What are the test cases of our own day? The two that jump out at me are the environment and health care. Both have the same large moral stakes that the slavery debate held. In both cases ordinary people encounter plenty of information in their everyday lives to make up their own minds. There is more public support for environmental action and health care reform than there ever was for abolition. But in both areas there isn't much action. Why?
Vested interests--that's the obvious explanation. On both the environment and health care major industries have spent a lot of money in seducing public opinion and lobbying legislators. But is that a sufficient explanation?
Culture explains a lot, though I won't try to be too precise now about what culture means. Take the culture of the automobile, for instance: the reason why US Americans drive so much has to have something to do with a kind of irrational pleasure they derive from it. It's certainly not efficient. Many of us take on car payments as big as mortgage payments--not including the cost of insurance, gas, and upkeep. And we'll spend a lot of time sitting in our cars getting fat. Rationally, we should all prefer public transportation. But we won't take the bus, and therefore our bus service is generally lousy.
Culture (again, not being precise) can also make some things invisible while heightening the visibility of others. In the US, this is easily seen in the ideology of freedom of choice. It is assumed that freedom consists in having choices, and that whatever choices people make will be free choices. So people choose to have crappy public transportation because they don't take the bus, and people choose to have crappy television because they watch Fox instead of PBS, and so forth. But does any individual really choose the system of transportation, or the media system? Would any rational individual choose the systems in the US today?

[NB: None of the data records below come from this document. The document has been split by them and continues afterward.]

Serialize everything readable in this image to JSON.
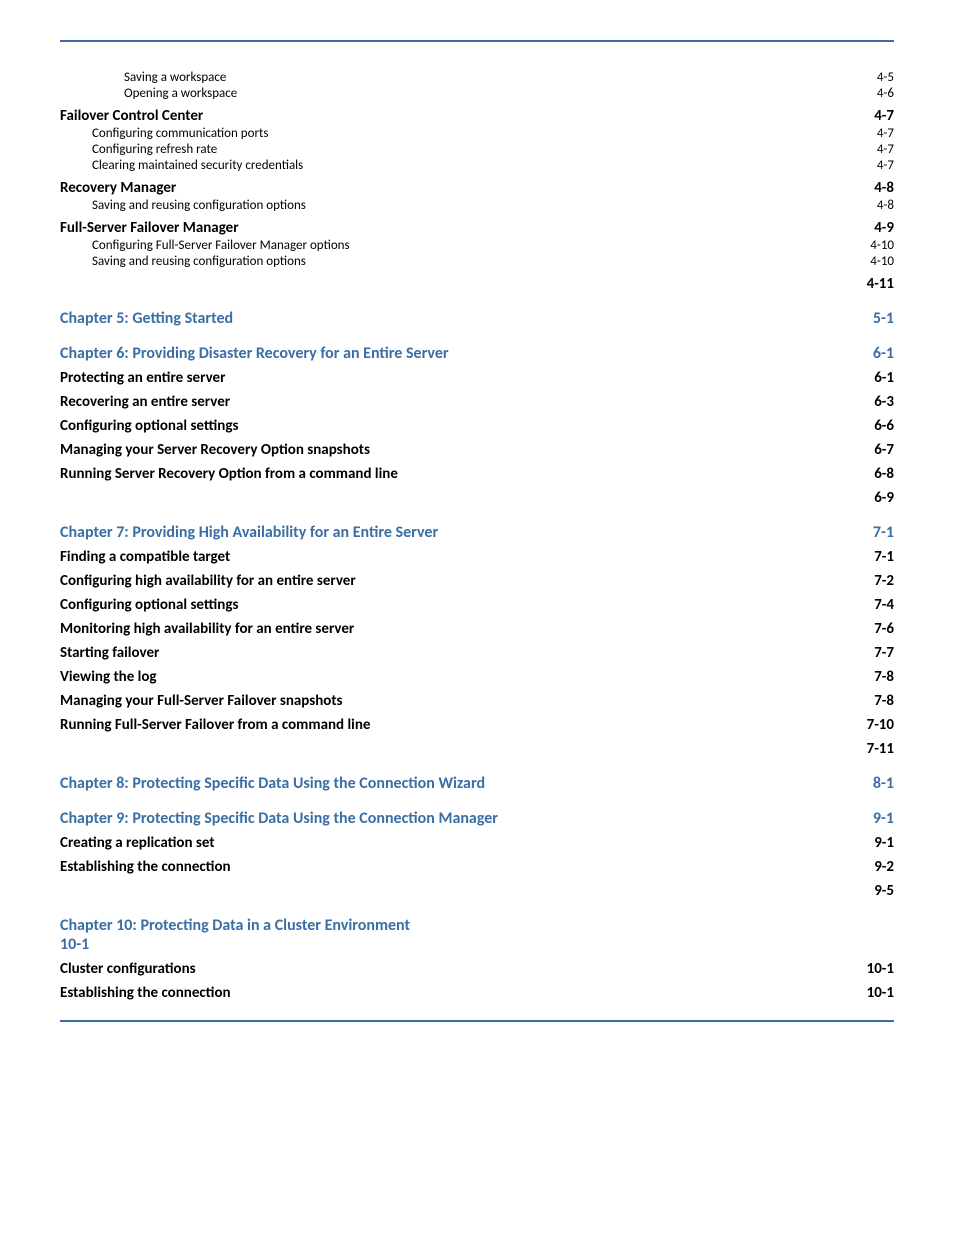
{
  "colors": {
    "accent": "#3a6ea5",
    "text": "#000000",
    "background": "#ffffff"
  },
  "typography": {
    "font_family": "Gill Sans",
    "chapter_size_pt": 12,
    "section_size_pt": 11,
    "sub_size_pt": 10
  },
  "toc": [
    {
      "level": "sub2",
      "label": "Saving a workspace",
      "page": "4-5"
    },
    {
      "level": "sub2",
      "label": "Opening a workspace",
      "page": "4-6"
    },
    {
      "level": "section",
      "label": "Failover Control Center",
      "page": "4-7"
    },
    {
      "level": "sub1",
      "label": "Configuring communication ports",
      "page": "4-7"
    },
    {
      "level": "sub1",
      "label": "Configuring refresh rate",
      "page": "4-7"
    },
    {
      "level": "sub1",
      "label": "Clearing maintained security credentials",
      "page": "4-7"
    },
    {
      "level": "section",
      "label": "Recovery Manager",
      "page": "4-8"
    },
    {
      "level": "sub1",
      "label": "Saving and reusing configuration options",
      "page": "4-8"
    },
    {
      "level": "section",
      "label": "Full-Server Failover Manager",
      "page": "4-9"
    },
    {
      "level": "sub1",
      "label": "Configuring Full-Server Failover Manager options",
      "page": "4-10"
    },
    {
      "level": "sub1",
      "label": "Saving and reusing configuration options",
      "page": "4-10"
    },
    {
      "level": "section",
      "label": "",
      "page": "4-11"
    },
    {
      "level": "chapter",
      "label": "Chapter 5: Getting Started",
      "page": "5-1"
    },
    {
      "level": "chapter",
      "label": "Chapter 6: Providing Disaster Recovery for an Entire Server",
      "page": "6-1"
    },
    {
      "level": "section",
      "label": "Protecting an entire server",
      "page": "6-1"
    },
    {
      "level": "section",
      "label": "Recovering an entire server",
      "page": "6-3"
    },
    {
      "level": "section",
      "label": "Configuring optional settings",
      "page": "6-6"
    },
    {
      "level": "section",
      "label": "Managing your Server Recovery Option snapshots",
      "page": "6-7"
    },
    {
      "level": "section",
      "label": "Running Server Recovery Option from a command line",
      "page": "6-8"
    },
    {
      "level": "section",
      "label": "",
      "page": "6-9"
    },
    {
      "level": "chapter",
      "label": "Chapter 7: Providing High Availability for an Entire Server",
      "page": "7-1"
    },
    {
      "level": "section",
      "label": "Finding a compatible target",
      "page": "7-1"
    },
    {
      "level": "section",
      "label": "Configuring high availability for an entire server",
      "page": "7-2"
    },
    {
      "level": "section",
      "label": "Configuring optional settings",
      "page": "7-4"
    },
    {
      "level": "section",
      "label": "Monitoring high availability for an entire server",
      "page": "7-6"
    },
    {
      "level": "section",
      "label": "Starting failover",
      "page": "7-7"
    },
    {
      "level": "section",
      "label": "Viewing the log",
      "page": "7-8"
    },
    {
      "level": "section",
      "label": "Managing your Full-Server Failover snapshots",
      "page": "7-8"
    },
    {
      "level": "section",
      "label": "Running Full-Server Failover from a command line",
      "page": "7-10"
    },
    {
      "level": "section",
      "label": "",
      "page": "7-11"
    },
    {
      "level": "chapter",
      "label": "Chapter 8: Protecting Specific Data Using the Connection Wizard",
      "page": "8-1"
    },
    {
      "level": "chapter",
      "label": "Chapter 9: Protecting Specific Data Using the Connection Manager",
      "page": "9-1"
    },
    {
      "level": "section",
      "label": "Creating a replication set",
      "page": "9-1"
    },
    {
      "level": "section",
      "label": "Establishing the connection",
      "page": "9-2"
    },
    {
      "level": "section",
      "label": "",
      "page": "9-5"
    },
    {
      "level": "chapter-wrap",
      "label": "Chapter 10: Protecting Data in a Cluster Environment",
      "page": "10-1"
    },
    {
      "level": "section",
      "label": "Cluster configurations",
      "page": "10-1"
    },
    {
      "level": "section",
      "label": "Establishing the connection",
      "page": "10-1"
    }
  ]
}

People feel free as they make their choices from moment to moment, but they certainlydo not feel free when they think about the world they live in and what they can do to change it. Instead they feel completely helpless.
Health care reform is a good example of this. In the US, almost any proposal for large scale reform will have to overcome tremendous resistance, because people don't believe that they are capable of achieving meaningful change through the political system. Their very disbelief makes them right.
When the Pres-o-dent made energy and health care cornerstones of his State of the Younyun address the other night, he placed a bet against the health of the public sphere. He bet that people would take his small bore proposals as, well, the best that you can hope for, and not rise up and demand change. He and his advisers have been right so far when they've bet against the public sphere, though they've been wrong about virtually everything else.
The media have a special role to play in promoting and supporting a healthy public sphere. The media are not themselves the public sphere, although they pretend that that's the case. Professional journalism especially. But more on this another time. Would things be different if they were doing their jobs better?